The application of several markers, listed in Table 7-12 , is considered in the discussion of specific forms of
neoplasia in other chapters, so only a few widely used examples suffice here. PSA, used to screen for
prostatic adenocarcinoma, may be one of the most used, and most successful, tumor markers in clinical
practice. Prostatic carcinoma can be suspected when elevated levels of PSA are found in the blood.
However, PSA screening also highlights problems encountered with virtually every tumor marker. Although
PSA levels are often elevated in cancer, PSA levels also may be elevated in benign prostatic hyperplasia .
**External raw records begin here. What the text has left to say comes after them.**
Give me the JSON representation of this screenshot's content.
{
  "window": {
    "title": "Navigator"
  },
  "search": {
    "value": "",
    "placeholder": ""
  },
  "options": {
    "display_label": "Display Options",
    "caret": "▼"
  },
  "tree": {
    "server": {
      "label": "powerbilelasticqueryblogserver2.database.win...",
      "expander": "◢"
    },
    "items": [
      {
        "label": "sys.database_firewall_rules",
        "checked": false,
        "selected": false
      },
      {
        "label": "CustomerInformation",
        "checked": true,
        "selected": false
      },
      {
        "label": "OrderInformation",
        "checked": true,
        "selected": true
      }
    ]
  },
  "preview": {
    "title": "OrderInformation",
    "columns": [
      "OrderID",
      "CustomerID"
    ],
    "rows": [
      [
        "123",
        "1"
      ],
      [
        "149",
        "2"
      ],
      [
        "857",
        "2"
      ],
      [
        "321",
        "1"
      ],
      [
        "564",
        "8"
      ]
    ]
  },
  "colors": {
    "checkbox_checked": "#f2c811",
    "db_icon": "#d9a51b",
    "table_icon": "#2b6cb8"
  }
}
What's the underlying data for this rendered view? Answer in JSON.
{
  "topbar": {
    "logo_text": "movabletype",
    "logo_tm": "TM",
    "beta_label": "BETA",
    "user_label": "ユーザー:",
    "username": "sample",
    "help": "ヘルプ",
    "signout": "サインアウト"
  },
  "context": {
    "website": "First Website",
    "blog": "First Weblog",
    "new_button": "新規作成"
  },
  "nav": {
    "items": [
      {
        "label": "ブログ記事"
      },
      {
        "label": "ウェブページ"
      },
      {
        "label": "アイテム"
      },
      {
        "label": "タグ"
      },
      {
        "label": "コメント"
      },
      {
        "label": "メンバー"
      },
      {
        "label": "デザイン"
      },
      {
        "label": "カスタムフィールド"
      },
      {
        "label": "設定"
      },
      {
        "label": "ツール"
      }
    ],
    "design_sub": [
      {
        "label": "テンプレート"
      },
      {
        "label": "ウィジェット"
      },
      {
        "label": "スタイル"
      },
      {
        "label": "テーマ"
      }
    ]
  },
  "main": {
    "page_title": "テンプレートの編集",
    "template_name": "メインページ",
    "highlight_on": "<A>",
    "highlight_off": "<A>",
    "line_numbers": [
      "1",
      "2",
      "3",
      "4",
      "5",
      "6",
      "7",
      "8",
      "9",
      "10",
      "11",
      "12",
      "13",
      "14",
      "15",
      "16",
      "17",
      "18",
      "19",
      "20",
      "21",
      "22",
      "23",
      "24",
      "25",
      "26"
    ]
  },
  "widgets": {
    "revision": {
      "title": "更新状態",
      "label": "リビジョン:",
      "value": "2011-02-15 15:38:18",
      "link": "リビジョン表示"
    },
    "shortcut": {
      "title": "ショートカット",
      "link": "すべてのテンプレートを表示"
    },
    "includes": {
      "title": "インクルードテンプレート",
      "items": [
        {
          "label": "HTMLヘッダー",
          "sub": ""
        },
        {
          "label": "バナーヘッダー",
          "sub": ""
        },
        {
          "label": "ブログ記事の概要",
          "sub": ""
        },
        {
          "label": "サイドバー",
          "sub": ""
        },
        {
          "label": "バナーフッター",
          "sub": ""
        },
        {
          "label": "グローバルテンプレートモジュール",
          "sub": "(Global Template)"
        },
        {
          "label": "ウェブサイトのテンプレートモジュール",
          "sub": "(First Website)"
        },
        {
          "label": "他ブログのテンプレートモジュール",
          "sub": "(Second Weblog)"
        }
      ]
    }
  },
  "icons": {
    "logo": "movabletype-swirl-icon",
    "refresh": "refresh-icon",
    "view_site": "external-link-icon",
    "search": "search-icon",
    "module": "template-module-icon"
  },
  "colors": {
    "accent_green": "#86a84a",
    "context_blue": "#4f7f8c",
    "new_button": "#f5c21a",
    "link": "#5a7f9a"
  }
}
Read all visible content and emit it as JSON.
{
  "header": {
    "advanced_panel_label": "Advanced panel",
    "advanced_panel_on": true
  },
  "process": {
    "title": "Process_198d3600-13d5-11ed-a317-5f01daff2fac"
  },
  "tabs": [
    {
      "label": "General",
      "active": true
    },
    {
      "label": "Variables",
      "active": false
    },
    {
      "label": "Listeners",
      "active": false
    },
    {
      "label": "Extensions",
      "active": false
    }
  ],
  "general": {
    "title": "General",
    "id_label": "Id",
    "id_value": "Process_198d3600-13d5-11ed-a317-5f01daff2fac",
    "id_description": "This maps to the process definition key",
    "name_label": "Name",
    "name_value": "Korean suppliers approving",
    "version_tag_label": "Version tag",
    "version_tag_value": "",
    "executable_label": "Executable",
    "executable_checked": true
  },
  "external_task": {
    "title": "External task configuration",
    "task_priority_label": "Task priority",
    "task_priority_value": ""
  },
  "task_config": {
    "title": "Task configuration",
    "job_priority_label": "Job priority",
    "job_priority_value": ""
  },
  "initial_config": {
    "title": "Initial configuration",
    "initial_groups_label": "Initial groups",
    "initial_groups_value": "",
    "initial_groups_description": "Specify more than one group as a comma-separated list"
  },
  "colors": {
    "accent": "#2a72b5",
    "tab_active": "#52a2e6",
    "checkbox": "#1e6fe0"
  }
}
Furthermore, there is no PSA level that ensures that a person does not have prostate cancer. Thus, the PSA
test suffers from both low sensitivity and low specificity. Other tumor markers occasionally used in clinical
practice include CEA, which is elaborated by carcinomas of the colon, pancreas, stomach, and breast, and
AFP, which is produced by hepatocellular carcinomas, yolk sac remnants in the gonads, and occasionally
teratocarcinomas and embryonal cell carcinomas. Unfortunately, like PSA, both of these markers can be
produced by a variety of non-neoplastic conditions as well. Thus, as with PSA levels, CEA and AFP assays
lack both specificity and sensitivity required for the early detection of cancers. They are still useful in the
detection of recurrences after excision. With successful resection of the tumor, these markers disappear from
the serum; their reappearance almost always signifies the beginning of the end.
TABLE 7-12 -- Selected Tumor Markers
HORMONES
Human chorionic gonadotropin
Trophoblastic tumors, nonseminomatous testicular
tumors
Calcitonin
Medullary carcinoma of thyroid
Catecholamine and metabolites
Pheochromocytoma and related tumors
Ectopic hormones
See “Paraneoplastic Syndromes” ( Table 7-11 )
ONCOFETAL ANTIGENS
α-Fetoprotein
Liver cell cancer, nonseminomatous germ cell
tumors of testis
Carcinoembryonic antigen
Carcinomas of the colon, pancreas, lung, stomach,
and heart
ISOENZYMES
Prostatic acid phosphatase
Prostate cancer
Neuron-specific enolase
Small-cell cancer of lung, neuroblastoma
SPECIFIC PROTEINS
Immunoglobulins
Multiple myeloma and other gammopathies
Prostate-specific antigen and prostate-specific
membrane antigen
Prostate cancer
MUCINS AND OTHER GLYCOPROTEINS
CA-125
Ovarian cancer
CA-19-9
Colon cancer, pancreatic cancer
CA-15-3
Breast cancer
NEW MOLECULAR MARKERS
p53, APC, RAS mutants in stool and serum
Colon cancer
p53 and RAS mutants in stool and serum
Pancreatic cancer
p53 and RAS mutants in sputum and serum
Lung cancer
p53 mutants in urine
Bladder cancer
Other widely used markers include human chorionic gonadotropin for testicular tumors, CA-125 for ovarian
tumors, and immunoglobulins in multiple myeloma and other secretory plasma cell tumors. The
development of tests to detect cancer markers in blood and body fluids is an active area of research. Some of
the markers being evaluated include the detection of mutated APC, p53, and RAS in the stool of individuals
with colorectal carcinomas; the presence of mutated p53 and of hypermethylated genes in the sputum of
persons with lung cancer and in the saliva of persons with head and neck cancers; and the detection of
mutated p53 in the urine of patients with bladder cancer.